Selecting a subset from a set such that a given quantity is minimized

[ShNaYkHs]

Let $A$ be is a set of some $p$-dimensional points $x \in \mathbb{R}^p$. Let $d_x^A$ denote the mean Euclidean distance from the point $x$ to its $k$ nearest points in $A$ (others than $x$). Let $C \subset A$ be a subset of points chosen randomly from $A$. We have $\Phi(A) = \sum_{x \in A} d_x^C$.

Now suppose that I remove a point $c'$ from $A$, I get a new set $A_2 = A \setminus \{x'\}$.

**Question:**
Which condition should a new set $C_2 \subset A_2$ satisfies, in order to have $\Phi(A_2) = \sum_{x \in A_2} d_x^{C_2} \leq \Phi(A)$ ? In other words, how can I choose a subset $C_2$ from $A_2$ such that $\Phi(A_2) \leq \Phi(A)$ ?

 

[mmwave]

I would suggest considering the following conditions for a new set C_2 to satisfy in order to minimize the value of \Phi(A_2) and ensure \Phi(A_2) \leq \Phi(A):

1. The subset C_2 should still contain k nearest points to each point in A_2, as removing a point from A may change the k nearest points for other points in A_2.

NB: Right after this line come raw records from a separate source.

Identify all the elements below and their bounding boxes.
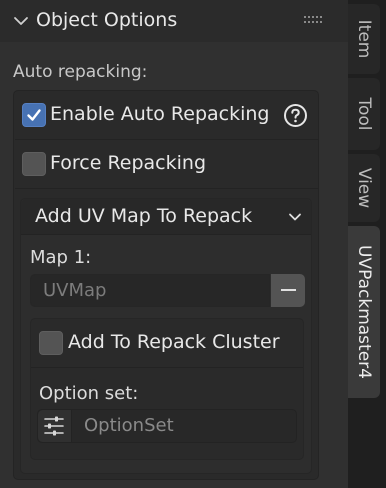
- uv-map-name-value: UVMap: [43, 280, 107, 301]
- tab-uvpackmaster4[interactable]: UVPackmaster4: [348, 226, 380, 398]
- tab-tool[interactable]: Tool: [348, 78, 380, 150]
- enable-auto-repacking-checkbox[interactable]: [22, 103, 46, 127]
- sliders-icon: [44, 416, 64, 436]
- row-divider: [15, 188, 319, 189]
- force-repacking-label: Force Repacking: [50, 152, 207, 174]
- add-to-repack-cluster-checkbox[interactable]: [39, 331, 63, 355]
- add-uv-map-dropdown[interactable]: Add UV Map To Repack: [21, 199, 311, 235]
- add-to-repack-cluster-label: Add To Repack Cluster: [68, 331, 280, 353]
- force-repacking-row[interactable]: Force Repacking: [14, 140, 318, 188]
- blender-sidebar: Object Options Auto repacking: Enable Au…: [0, 0, 386, 488]
- row-divider: [31, 367, 303, 368]
- enable-auto-repacking-label: Enable Auto Repacking: [50, 103, 270, 125]
- chevron-down-icon: [289, 213, 301, 221]
- option-set-placeholder: OptionSet: [84, 415, 174, 436]
- tab-view[interactable]: View: [348, 154, 380, 222]
- auto-repacking-box: Enable Auto Repacking Force Repacking Ad…: [13, 90, 319, 480]
- uv-map-box: Add UV Map To Repack Map 1: UVMap Add To…: [20, 198, 312, 474]
- repack-cluster-box: Add To Repack Cluster Option set: Option…: [30, 318, 304, 460]
- map-1-label: Map 1:: [30, 247, 92, 268]
- add-to-repack-cluster-row[interactable]: Add To Repack Cluster: [31, 319, 303, 367]
- panel-header[interactable]: Object Options: [0, 0, 348, 42]
- auto-repacking-label: Auto repacking:: [13, 62, 148, 82]
- drag-grip-icon[interactable]: [304, 16, 322, 24]
- help-icon[interactable]: [283, 103, 308, 128]
- checkmark-icon: [27, 109, 41, 121]
- chevron-down-icon[interactable]: [12, 12, 30, 30]
- panel-title: Object Options: [36, 9, 178, 31]
- force-repacking-checkbox[interactable]: [22, 152, 46, 176]
- enable-auto-repacking-row[interactable]: Enable Auto Repacking: [14, 91, 318, 139]
- uv-map-name-field[interactable]: UVMap: [30, 274, 270, 307]
- object-options-panel: Object Options Auto repacking: Enable Au…: [0, 0, 348, 488]
- option-set-icon-button[interactable]: [38, 410, 72, 442]
- remove-map-button[interactable]: [271, 274, 305, 307]
- add-uv-map-dropdown-label: Add UV Map To Repack: [35, 205, 253, 227]
- tab-item[interactable]: Item: [348, 4, 380, 74]
- tab-item-label: Item: [354, 19, 374, 59]
- tab-uvpackmaster4-label: UVPackmaster4: [354, 245, 374, 379]
- tab-view-label: View: [354, 167, 374, 209]
- option-set-label: Option set:: [39, 383, 139, 404]
- minus-icon: [281, 289, 296, 291]
- tab-tool-label: Tool: [354, 97, 374, 131]
- option-set-field[interactable]: OptionSet: [37, 409, 297, 443]
- sidebar-tab-strip: Item Tool View UVPackmaster4: [348, 0, 386, 488]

2. The subset C_2 should also maintain a similar distribution of points as C in terms of their distances from each other and from the points in A_2. This means that the average distance from each point in A_2 to its k nearest points in C_2 should be similar to the average distance from each point in A_2 to its k nearest points in C.

3. The subset C_2 should minimize the overall distance between the points in A_2 and C_2. This can be achieved by selecting points in C_2 that are closer to the points in A_2, without significantly changing the distribution of points in C_2.

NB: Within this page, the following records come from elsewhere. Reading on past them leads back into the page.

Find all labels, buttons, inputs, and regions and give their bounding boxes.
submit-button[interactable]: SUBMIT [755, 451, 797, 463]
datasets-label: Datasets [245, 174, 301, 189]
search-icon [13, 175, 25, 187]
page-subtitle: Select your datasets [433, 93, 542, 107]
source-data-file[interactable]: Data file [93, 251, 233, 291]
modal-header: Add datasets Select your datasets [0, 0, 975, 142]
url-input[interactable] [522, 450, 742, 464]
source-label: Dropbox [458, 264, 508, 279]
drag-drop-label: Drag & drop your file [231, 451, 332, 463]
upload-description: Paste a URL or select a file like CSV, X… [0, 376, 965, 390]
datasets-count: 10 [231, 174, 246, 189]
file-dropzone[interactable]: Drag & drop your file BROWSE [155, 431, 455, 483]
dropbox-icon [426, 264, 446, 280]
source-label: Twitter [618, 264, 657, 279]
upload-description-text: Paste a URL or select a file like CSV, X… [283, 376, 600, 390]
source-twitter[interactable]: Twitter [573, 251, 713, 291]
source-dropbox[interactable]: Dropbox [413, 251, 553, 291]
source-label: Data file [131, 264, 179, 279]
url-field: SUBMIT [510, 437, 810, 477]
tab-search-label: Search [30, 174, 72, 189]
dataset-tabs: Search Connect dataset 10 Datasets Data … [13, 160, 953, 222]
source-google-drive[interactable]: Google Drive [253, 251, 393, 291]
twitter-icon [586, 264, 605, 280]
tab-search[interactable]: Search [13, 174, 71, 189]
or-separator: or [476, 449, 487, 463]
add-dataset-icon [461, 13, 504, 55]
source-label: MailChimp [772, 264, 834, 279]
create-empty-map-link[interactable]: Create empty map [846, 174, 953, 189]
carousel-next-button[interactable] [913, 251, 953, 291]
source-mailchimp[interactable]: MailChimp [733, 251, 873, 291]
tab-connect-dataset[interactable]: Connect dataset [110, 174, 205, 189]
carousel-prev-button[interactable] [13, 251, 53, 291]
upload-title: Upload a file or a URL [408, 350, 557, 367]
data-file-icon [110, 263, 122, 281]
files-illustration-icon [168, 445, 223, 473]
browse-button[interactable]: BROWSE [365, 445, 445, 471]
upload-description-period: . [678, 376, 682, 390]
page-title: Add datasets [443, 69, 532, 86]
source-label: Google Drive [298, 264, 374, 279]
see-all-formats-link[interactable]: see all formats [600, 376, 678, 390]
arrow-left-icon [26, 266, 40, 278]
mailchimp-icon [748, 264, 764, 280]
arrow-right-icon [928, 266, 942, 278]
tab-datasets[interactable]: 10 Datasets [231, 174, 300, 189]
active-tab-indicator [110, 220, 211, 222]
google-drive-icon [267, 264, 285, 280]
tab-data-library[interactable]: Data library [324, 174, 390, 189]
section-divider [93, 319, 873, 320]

4. Additionally, the subset C_2 should be chosen randomly from A_2, as this will ensure that the selection process is unbiased and does not favor certain points over others.

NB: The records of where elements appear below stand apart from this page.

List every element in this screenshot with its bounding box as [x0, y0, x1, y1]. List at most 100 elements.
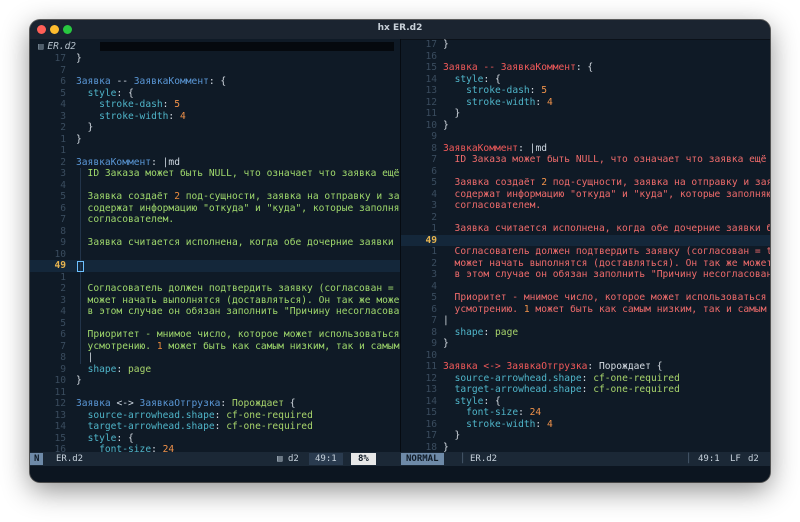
line-number: 11: [425, 108, 437, 119]
code-line[interactable]: 6 усмотрению. 1 может быть как самым низ…: [401, 304, 770, 316]
code-line[interactable]: 6 содержат информацию "откуда" и "куда",…: [30, 202, 400, 214]
code-line[interactable]: 15 style: {: [30, 433, 400, 445]
code-line[interactable]: 1}: [30, 134, 400, 146]
code-line[interactable]: 9 shape: page: [30, 364, 400, 376]
code-line[interactable]: 15 Заявка -- ЗаявкаКоммент: {: [401, 62, 770, 74]
code-line[interactable]: 10: [30, 248, 400, 260]
right-editor-pane[interactable]: 17} 16 15 Заявка -- ЗаявкаКоммент: {14 styl…: [401, 39, 770, 452]
buffer-tab-er-d2[interactable]: ▤ ER.d2: [38, 41, 76, 52]
right-code-view[interactable]: 17} 16 15 Заявка -- ЗаявкаКоммент: {14 styl…: [401, 39, 770, 452]
code-line[interactable]: 1: [30, 145, 400, 157]
line-number: 3: [60, 110, 66, 122]
code-line[interactable]: 9}: [401, 338, 770, 350]
status-position-left: 49:1: [309, 453, 343, 465]
code-line[interactable]: 14 style: {: [401, 396, 770, 408]
line-text: style: {: [87, 432, 134, 444]
line-number: 18: [425, 441, 437, 453]
file-icon: ▤: [38, 42, 44, 52]
code-line[interactable]: 13 target-arrowhead.shape: cf-one-requir…: [401, 384, 770, 396]
mode-indicator-left: N: [30, 453, 44, 465]
line-number: 4: [431, 188, 437, 200]
code-line[interactable]: 14 style: {: [401, 74, 770, 86]
line-number: 13: [425, 384, 437, 395]
code-line[interactable]: 5 Заявка создаёт 2 под-сущности, заявка …: [401, 177, 770, 189]
code-line[interactable]: 5 Заявка создаёт 2 под-сущности, заявка …: [30, 191, 400, 203]
code-line[interactable]: 2 ЗаявкаКоммент: |md: [30, 157, 400, 169]
code-line[interactable]: 6 Заявка -- ЗаявкаКоммент: {: [30, 76, 400, 88]
mode-indicator-right: NORMAL: [401, 453, 444, 465]
code-line[interactable]: 8: [30, 225, 400, 237]
code-line[interactable]: 9: [401, 131, 770, 143]
code-line[interactable]: 11 }: [401, 108, 770, 120]
code-line[interactable]: 12 Заявка <-> ЗаявкаОтгрузка: Порождает {: [30, 398, 400, 410]
code-line[interactable]: 3 согласователем.: [401, 200, 770, 212]
line-number: 1: [60, 133, 66, 145]
code-line[interactable]: 17}: [401, 39, 770, 51]
code-line[interactable]: 4 в этом случае он обязан заполнить "При…: [30, 306, 400, 318]
code-line[interactable]: 15 font-size: 24: [401, 407, 770, 419]
code-line[interactable]: 8 shape: page: [401, 327, 770, 339]
code-line[interactable]: 6 Приоритет - мнимое число, которое може…: [30, 329, 400, 341]
code-line[interactable]: 13 source-arrowhead.shape: cf-one-requir…: [30, 410, 400, 422]
line-number: 17: [425, 430, 437, 441]
line-text: Приоритет - мнимое число, которое может …: [76, 329, 400, 340]
code-line[interactable]: 3 ID Заказа может быть NULL, что означае…: [30, 168, 400, 180]
code-line[interactable]: 5 Приоритет - мнимое число, которое може…: [401, 292, 770, 304]
code-line[interactable]: 12 source-arrowhead.shape: cf-one-requir…: [401, 373, 770, 385]
code-line[interactable]: 9 Заявка считается исполнена, когда обе …: [30, 237, 400, 249]
code-line[interactable]: 49: [401, 234, 770, 246]
code-line[interactable]: 49: [30, 260, 400, 272]
status-lang-right: d2: [748, 454, 759, 464]
code-line[interactable]: 4 stroke-dash: 5: [30, 99, 400, 111]
code-line[interactable]: 17 }: [401, 430, 770, 442]
code-line[interactable]: 7 согласователем.: [30, 214, 400, 226]
bufferline: ▤ ER.d2: [30, 39, 400, 53]
code-line[interactable]: 2 Согласователь должен подтвердить заявк…: [30, 283, 400, 295]
code-line[interactable]: 2: [401, 212, 770, 224]
left-editor-pane[interactable]: ▤ ER.d2 17} 7 6 Заявка -- ЗаявкаКоммент: {5 …: [30, 39, 400, 452]
code-line[interactable]: 3 stroke-width: 4: [30, 111, 400, 123]
code-line[interactable]: 16: [401, 51, 770, 63]
code-line[interactable]: 1 Заявка считается исполнена, когда обе …: [401, 223, 770, 235]
code-line[interactable]: 1 Согласователь должен подтвердить заявк…: [401, 246, 770, 258]
line-number: 10: [425, 119, 437, 131]
code-line[interactable]: 2 может начать выполнятся (доставляться)…: [401, 258, 770, 270]
code-line[interactable]: 5 style: {: [30, 88, 400, 100]
code-line[interactable]: 17}: [30, 53, 400, 65]
code-line[interactable]: 13 stroke-dash: 5: [401, 85, 770, 97]
code-line[interactable]: 10}: [401, 120, 770, 132]
code-line[interactable]: 18}: [401, 442, 770, 453]
code-line[interactable]: 11: [30, 387, 400, 399]
code-line[interactable]: 3 в этом случае он обязан заполнить "При…: [401, 269, 770, 281]
code-line[interactable]: 8 ЗаявкаКоммент: |md: [401, 143, 770, 155]
code-line[interactable]: 14 target-arrowhead.shape: cf-one-requir…: [30, 421, 400, 433]
code-line[interactable]: 5: [30, 317, 400, 329]
code-line[interactable]: 2 }: [30, 122, 400, 134]
code-line[interactable]: 12 stroke-width: 4: [401, 97, 770, 109]
code-line[interactable]: 10}: [30, 375, 400, 387]
line-number: 1: [60, 271, 66, 283]
code-line[interactable]: 16 stroke-width: 4: [401, 419, 770, 431]
command-line[interactable]: [30, 466, 770, 482]
code-line[interactable]: 4 содержат информацию "откуда" и "куда",…: [401, 189, 770, 201]
code-line[interactable]: 8 |: [30, 352, 400, 364]
code-line[interactable]: 4: [30, 179, 400, 191]
code-line[interactable]: 10: [401, 350, 770, 362]
code-line[interactable]: 16 font-size: 24: [30, 444, 400, 452]
line-number: 3: [60, 168, 66, 179]
code-line[interactable]: 7: [30, 65, 400, 77]
code-line[interactable]: 11 Заявка <-> ЗаявкаОтгрузка: Порождает {: [401, 361, 770, 373]
code-line[interactable]: 3 может начать выполнятся (доставляться)…: [30, 294, 400, 306]
code-line[interactable]: 7 |: [401, 315, 770, 327]
line-text: stroke-width: 4: [466, 418, 553, 430]
code-line[interactable]: 7 ID Заказа может быть NULL, что означае…: [401, 154, 770, 166]
code-line[interactable]: 1: [30, 271, 400, 283]
left-code-view[interactable]: 17} 7 6 Заявка -- ЗаявкаКоммент: {5 style: …: [30, 53, 400, 452]
indent-guide: [80, 179, 81, 191]
code-line[interactable]: 4: [401, 281, 770, 293]
line-number: 15: [54, 432, 66, 444]
line-text: font-size: 24: [99, 444, 175, 452]
code-line[interactable]: 6: [401, 166, 770, 178]
line-text: }: [76, 53, 82, 64]
code-line[interactable]: 7 усмотрению. 1 может быть как самым низ…: [30, 340, 400, 352]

By following these conditions, it is possible to choose a subset C_2 from A_2 that satisfies \Phi(A_2) \leq \Phi(A). However, it is important to note that this may not always be possible, as the value of \Phi(A) may depend on the specific distribution and arrangement of points in A. In such cases, it may be necessary to modify the conditions or consider alternative methods for selecting a subset C_2 that minimizes \Phi(A_2).